Get full-length consulting case decks, frameworks, and slide layouts built by ex-McKinsey consultants.

Get the slides now
Consulting-style PowerPoint template slide examples

FAQs

Q: What is the best AI presentation tool for PowerPoint?

A: Perceptis and Decky AI produce the closest output to a consulting-grade deck, but no AI tool yet generates slides ready to send to a client without significant editing. Slidely offers the strongest workflow among the five tools tested.


Q: Can AI create McKinsey-style consulting slides? 

A: AI tools can generate the storyline and slide structure of a McKinsey-style deck, but they cannot yet produce slides with the structural rigour, sharp action titles, and disciplined visual hierarchy that defines consulting-grade work. Use AI for storyline scaffolding, then build the slides yourself.
 

Q: Which AI presentation tool works as a PowerPoint add-in? 

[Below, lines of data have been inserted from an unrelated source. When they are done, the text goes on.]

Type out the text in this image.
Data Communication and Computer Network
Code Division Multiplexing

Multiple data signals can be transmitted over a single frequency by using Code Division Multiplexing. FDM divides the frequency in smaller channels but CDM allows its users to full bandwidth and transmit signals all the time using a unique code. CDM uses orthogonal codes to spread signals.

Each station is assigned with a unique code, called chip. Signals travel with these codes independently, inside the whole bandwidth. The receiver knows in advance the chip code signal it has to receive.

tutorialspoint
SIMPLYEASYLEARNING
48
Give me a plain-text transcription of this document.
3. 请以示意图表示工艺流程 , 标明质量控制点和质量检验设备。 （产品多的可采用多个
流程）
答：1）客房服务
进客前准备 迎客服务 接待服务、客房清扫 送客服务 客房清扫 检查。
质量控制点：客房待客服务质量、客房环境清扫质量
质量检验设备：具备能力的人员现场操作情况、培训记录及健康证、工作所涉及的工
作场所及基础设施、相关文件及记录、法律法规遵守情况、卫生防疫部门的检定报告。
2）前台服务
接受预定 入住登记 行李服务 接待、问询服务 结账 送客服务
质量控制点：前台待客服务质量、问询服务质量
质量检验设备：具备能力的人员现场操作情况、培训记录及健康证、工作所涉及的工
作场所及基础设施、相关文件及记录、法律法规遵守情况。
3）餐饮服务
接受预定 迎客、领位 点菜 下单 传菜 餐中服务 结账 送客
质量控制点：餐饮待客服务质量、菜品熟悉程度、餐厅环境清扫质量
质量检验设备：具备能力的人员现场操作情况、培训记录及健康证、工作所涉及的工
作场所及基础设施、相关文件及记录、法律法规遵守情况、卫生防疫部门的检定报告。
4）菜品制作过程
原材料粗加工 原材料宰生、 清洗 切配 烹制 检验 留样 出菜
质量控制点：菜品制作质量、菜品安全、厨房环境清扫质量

A: Slidely, Decky AI, and Deckary all run as native PowerPoint add-ins. Perceptis and Claude Design run in their own web interfaces, and their exported files do not always adapt cleanly to your own slide master.


Q: How long does it take AI to generate a slide deck? 

A: AI presentation tools take between 5 and 25 minutes to generate a mid-length deck. Decky AI was the slowest in this test at roughly 25 minutes for a 13-page deck. Slidely mitigates the wait by sending an email when generation completes.

 

Q: Are AI-generated slides usable for a real client deliverable? 

A: AI-generated slides are not yet usable as a final client deliverable. The storylines are useful as a starting point, but hallucinated content, inconsistent fonts, and hardcoded styling take more time to fix than building the slides from scratch. Treat AI output as a draft outline, not a finished deck.